What many people don’t realise is that with every environmental disaster, people are less capable of rebuilding their lives. We need money to mitigate these disasters.

The exact amount of money the Global South needs in order to get out of this crisis is very difficult to pin down. But the IPCC does have a projected figure – the UN estimates that developing countries already need $70 billion per year to cover adaptation costs and will need $140 to $300bn in 2030.

In terms ofpaying up”, money is just one part. We need both policy change and technology sharing, to avoid the situation we’re currently in now with Covid-19 vaccines, with the Philippines plunging into debt just to gain access to these vaccines.

With every environmental disaster, people are less capable of rebuilding their lives”

Climate reparations would also cover research into adaptation measures and would help to create contextualised adaptation measures for each country. And for times that we really can’t adapt, this money would help to manage the loss and damage, making sure that people who need to be removed from their homes in emergencies have comfortable places to stay.
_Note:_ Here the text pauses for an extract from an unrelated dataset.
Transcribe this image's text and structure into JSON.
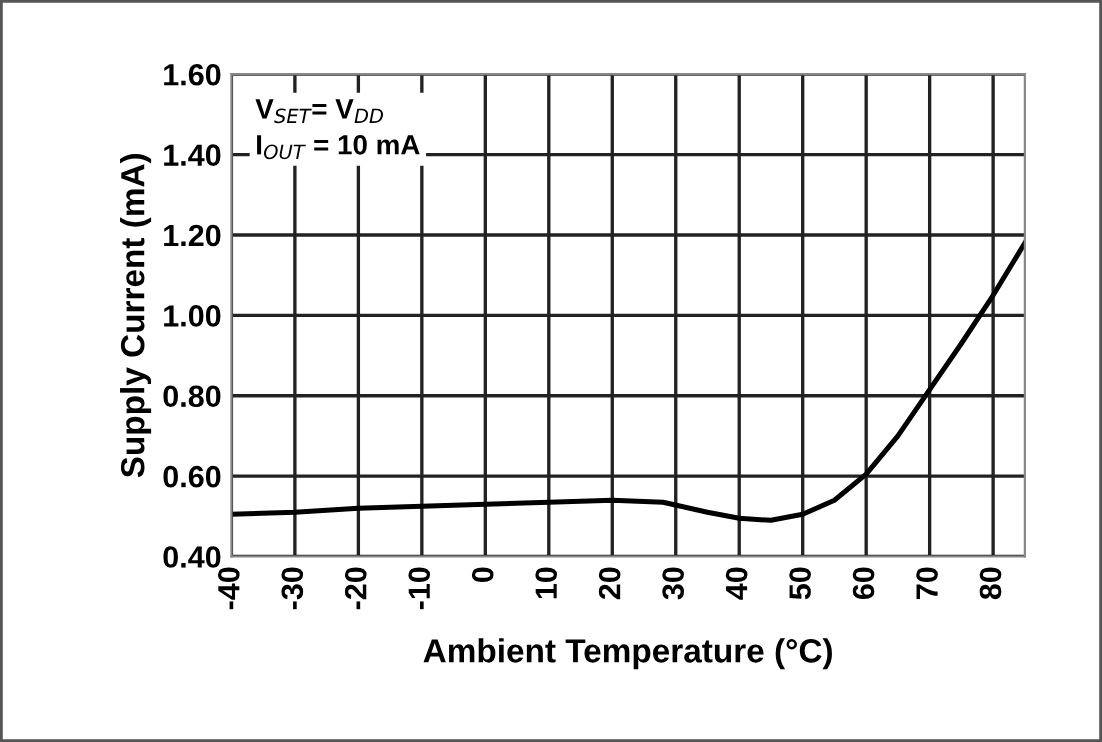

The money would ensure that victims of climate disasters are looked after and are moved to areas where they can work and access all the things they need.

What exactly do activists mean when they say that they want the global north to “pay up”? We want the fossil fuel industries and the multinational companies that are gaining money from the climate crisis and so much in subsidies to show us the money. If they were really committed to solving the climate crisis, they would do just that. And we want governments to put policies into place that would enable this to happen. The world’s biggest banks too, especially in the Global North and the UK, are continuing to put so much money into fossil fuel companies.

The public in the Global North can demand their governments “pay up” what they owe the Global South, by using their voices to demand the same thing as activists in developing nations. The crippling debt present in countries in the Global South is due to climate impacts caused by the Global North, such as massive amounts of resources funnelled into fossil fuels. Those in the Global North can show solidarity by aligning with our demands and calling for debt cancellation. We need a global shift of the narrative from “climate finance” (be it “aid”, “help” or “solidarity”) as something optional into a mandatory obligation, and an issue of accountability.

People in the Global South can also add to the pressure to make sure climate reparations are paid. Join movements, help spread awareness around the climate crisis and talk to your local government to make sure they’re also pushing for these reparations.

The time to act is now. After all the promises made at COP26, let’s make the Global North put its money where its mouth is.